Of course, the true story of Van Gogh’s life isn’t a happy one, making it a challenge to tell with a young audience in mind. Marwan says she considered ending the book on a dark note, but ultimately decided to focus on the solace Van Gogh found in his sunflower paintings and the optimism with which he established the home and studio in Arles, rather than his imminent descent into mental illness and suicide.

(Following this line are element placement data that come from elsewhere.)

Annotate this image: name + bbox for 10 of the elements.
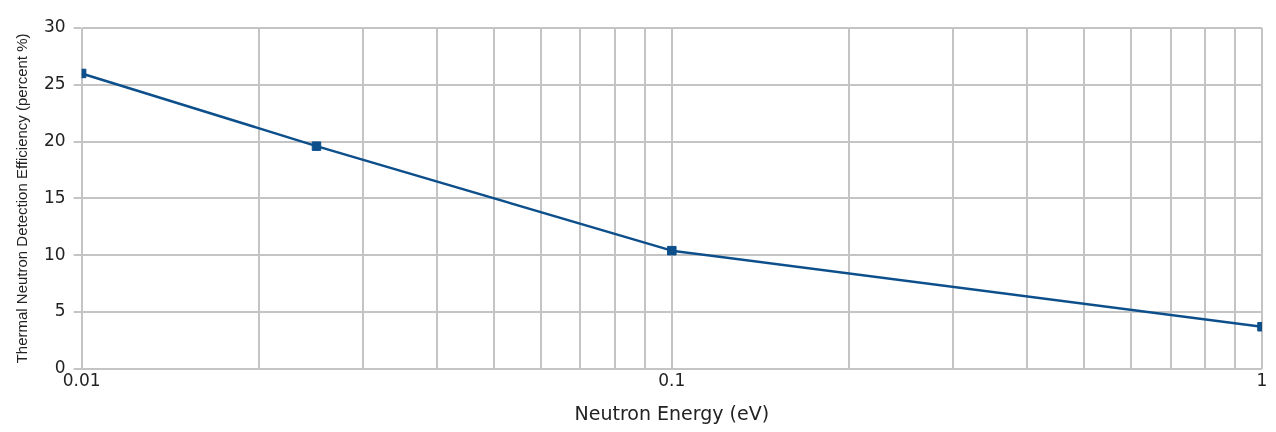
y-tick-label: 25 bbox=[43, 73, 66, 94]
x-tick-label: 1 bbox=[1256, 370, 1268, 391]
y-tick-label: 15 bbox=[43, 186, 66, 207]
y-tick-label: 20 bbox=[43, 130, 66, 151]
y-tick-label: 10 bbox=[43, 243, 66, 264]
y-tick-label: 5 bbox=[54, 300, 66, 321]
x-tick-label: 0.1 bbox=[658, 370, 686, 391]
x-axis-title: Neutron Energy (eV) bbox=[574, 401, 770, 424]
y-tick-label: 30 bbox=[43, 16, 66, 37]
y-axis-title: Thermal Neutron Detection Efficiency (percent %) bbox=[13, 33, 31, 364]
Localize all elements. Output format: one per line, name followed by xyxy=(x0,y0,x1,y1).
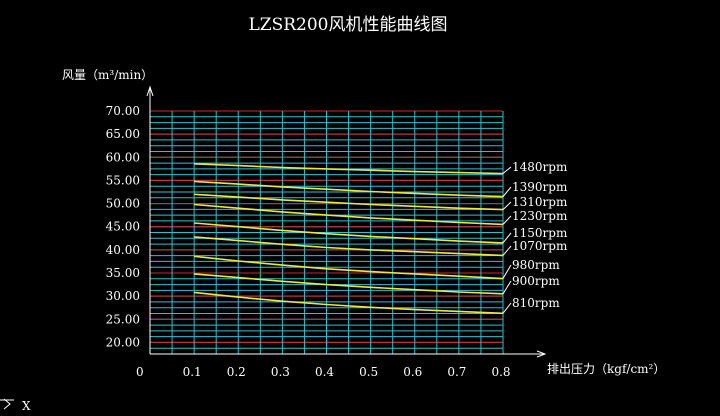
series-leader-line xyxy=(502,166,512,174)
y-tick-label: 60.00 xyxy=(106,150,140,164)
y-axis-arrow-icon xyxy=(146,85,154,97)
y-tick-label: 20.00 xyxy=(106,335,140,349)
x-tick-label: 0.4 xyxy=(315,365,334,379)
x-tick-label: 0.7 xyxy=(447,365,466,379)
series-leader-line xyxy=(502,232,512,244)
y-tick-label: 70.00 xyxy=(106,104,140,118)
x-axis-arrow-icon xyxy=(536,350,547,358)
grid xyxy=(150,110,504,355)
series-label: 1480rpm xyxy=(512,160,568,174)
cursor-arrow-icon xyxy=(3,398,11,410)
origin-label: 0 xyxy=(136,365,144,379)
series-line-810rpm xyxy=(194,291,504,315)
series-leader-line xyxy=(502,264,512,279)
series-line-1310rpm xyxy=(194,193,504,211)
series-leader-line xyxy=(502,280,512,295)
y-tick-label: 25.00 xyxy=(106,312,140,326)
series-leader-line xyxy=(502,201,512,210)
series-label: 1150rpm xyxy=(512,226,568,240)
series-leader-line xyxy=(502,215,512,225)
tick-labels: 20.00 25.00 30.00 35.00 40.00 45.00 50.00 55.00… xyxy=(106,104,511,379)
x-tick-label: 0.1 xyxy=(183,365,202,379)
y-tick-label: 40.00 xyxy=(106,243,140,257)
x-tick-label: 0.6 xyxy=(403,365,422,379)
series-leader-line xyxy=(502,302,512,314)
axes xyxy=(146,85,547,358)
y-tick-label: 55.00 xyxy=(106,173,140,187)
series-label: 1310rpm xyxy=(512,195,568,209)
series-line-1480rpm xyxy=(194,163,504,175)
series-label: 1230rpm xyxy=(512,209,568,223)
series-label: 1390rpm xyxy=(512,180,568,194)
y-tick-label: 45.00 xyxy=(106,220,140,234)
series-label: 1070rpm xyxy=(512,239,568,253)
cursor-label: X xyxy=(22,399,31,411)
y-tick-label: 35.00 xyxy=(106,266,140,280)
x-tick-label: 0.8 xyxy=(491,365,510,379)
y-axis-label: 风量（m³/min） xyxy=(62,68,153,82)
series-leader-line xyxy=(502,186,512,197)
series-line-1230rpm xyxy=(194,203,504,226)
series-label: 980rpm xyxy=(512,258,560,272)
chart-title: LZSR200风机性能曲线图 xyxy=(249,15,448,35)
series-line-980rpm xyxy=(194,255,504,280)
y-tick-label: 50.00 xyxy=(106,197,140,211)
series-label: 810rpm xyxy=(512,296,560,310)
series-lines xyxy=(194,163,504,315)
x-tick-label: 0.3 xyxy=(271,365,290,379)
x-axis-label: 排出压力（kgf/cm²） xyxy=(547,362,665,376)
series-label: 900rpm xyxy=(512,274,560,288)
series-line-1070rpm xyxy=(194,236,504,257)
cursor-indicator: X xyxy=(0,398,31,413)
series-line-1390rpm xyxy=(194,180,504,198)
y-tick-label: 65.00 xyxy=(106,127,140,141)
x-tick-label: 0.5 xyxy=(359,365,378,379)
series-leader-line xyxy=(502,245,512,256)
x-tick-label: 0.2 xyxy=(227,365,246,379)
series-line-1150rpm xyxy=(194,222,504,244)
y-tick-label: 30.00 xyxy=(106,289,140,303)
series-line-900rpm xyxy=(194,273,504,295)
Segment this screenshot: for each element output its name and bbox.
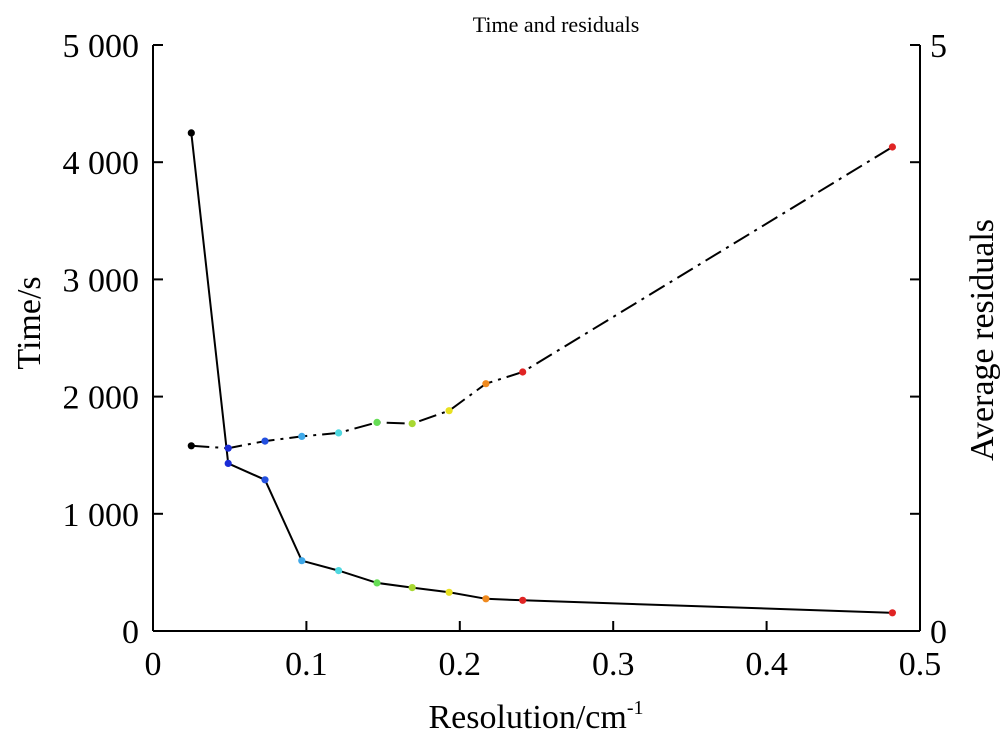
x-axis-label-superscript: -1	[627, 697, 644, 719]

Marwan is no stranger to addressing heavy topics in children’s books. Her award-winning debut picture book, Where Butterflies Fill the Sky (Bloomsbury, 2022), tells the true story of her family’s immigration to the US from Kuwait, where they had been considered stateless and were subject to discrimination. For Marwan herself, The Sunflowers is a variation on a theme—while Van Gogh longed for the company of his friend in Arles, Marwan says, she relates to his experience in being separated from her family in Kuwait.
“I’m far away from my family,” she says. “I don’t have the right to live in Kuwait, so when I go back to visit it’s these intense periods of love and belonging, yet at the same time not really fitting in.”
In The Sunflowers, she describes a letter Van Gogh wrote to his younger brother, Theo, saying “I missed you the first few days, and it was strange for me not to find you when I came home in the afternoon.”
“I feel that feeling all the time, everywhere I go,” she says.
When she started work on The Sunflowers, Marwan thought the story was very different from Butterflies. But looking at it now, she realizes it’s almost the same story.
“It’s about someone missing someone,” she says. “In a lot of ways, it feels like a parallel story.”